Drawing from this data it seems clear that Portugal’s drug decriminalization efforts have made a significant impact in terms of addiction resources, as well as the lowering of incarceration rates.
Part 3: Implementation
Recently, New Orleans has made strides toward a more progressive drug policy in regards to possession of marijuana. According to section 54-506 of the New Orleans Municipal code, “Any violation of section 54-505 occurring on or after September 1, 2021 shall be deemed pardoned immediately upon and by operation of law the issuance of a summons. Relative to Louisaian’s notoriously strict drug laws, this is a bold move and a step in the right direction. However, there is still immense amounts of work that New Orleans must do in terms of drug policy.

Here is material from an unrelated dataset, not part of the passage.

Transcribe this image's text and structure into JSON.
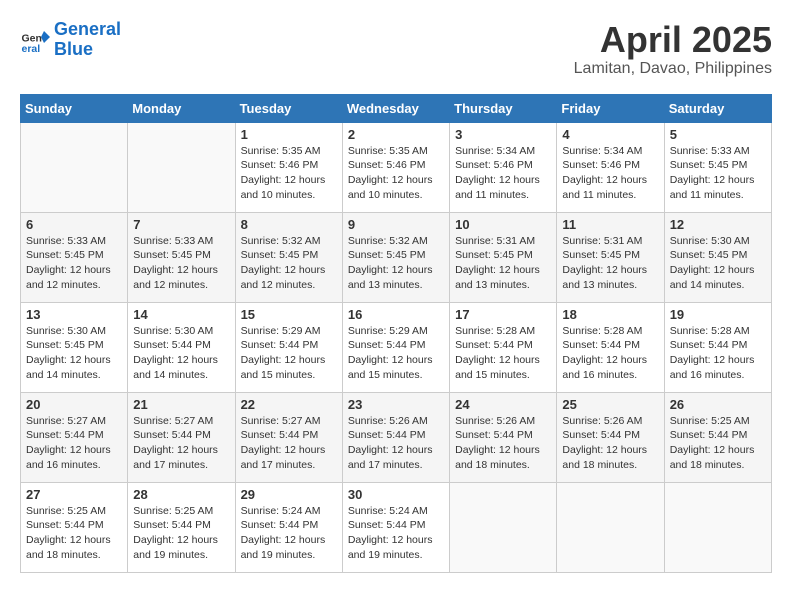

For decriminalization rehabilitation to work in New Orleans, the price of treatment must be free or as cheap as possible. Considering the high poverty rate, it is essential that New Orleans builds a robust treatment plan at a reduced cost. At this point the primary issue becomes funding. One solution involves redirecting funds from the police to improve drug treatment facilities. The current Chief of the New Orleans police department is asking for a budget of one hundred and ninety-four million dollars for 2022. Considering there will be no need for arrests, this money can be allocated towards drug treatment and prevention. According to the NOPD website, the average annual salary of a police officer is $56,566, and there are a total of 1,271 active officers in the force. This means that New Orleans spends about $71,895,386 a year just on officer salaries. Additionally, the average salary of a public defender in New Orleans is $69,172, and there are 363 active public defenders in the city. So, New Orleans spends $25,109,436 annually on public defenders. Finally, the state of Louisiana pays $698,000,000 annually on maintaining its prison systems. Assuming drugs are decriminalized, New Orleans will require fewer officers, fewer public defenders, and fewer prisons. The city can redirect that money towards drug rehabilitation.
One of the most pressing difficulties with the decriminalization and rehabilitation strategy is long-term addiction. The best way to reduce the cost of the program is to reduce the number of people who return to the system. Ethically, it is not permissible to restrict a drug user after a certain number of admittances, so it is essential to make sure the treatment program works the first time. According to the National Institute on Drug Abuse, “Most people with addictions need at least 90 days of treatment to be successful in recovery.” This means that New Orleans must be able to fund and support a long-term treatment plan. Additionally, according to the National Survey on Drug Use and Health, “In the New Orleans-Metairie-Kenner MSA, 93,000 persons aged 12 or older (10.8 percent) were classified as having a substance use disorder in the past year.” Ideally, New Orleans must have the capability to accommodate all people suffering from substance abuse disorders.
Another factor to consider is the role of harm reduction strategies and institutions. In New Orleans, centers like TRYSTEREO provide supplies for safe drug use and general healthcare. After decriminalization, these institutions will be vital to actively promote the health of New Orleans citizens. Centers like these also boast an incredibly large and experienced volunteer base that can be deployed to help organize and maintain drug treatment facilities. The city should use its funding to bolster the resources of similar institutions, allowing them to expand their network across a vast area of the city.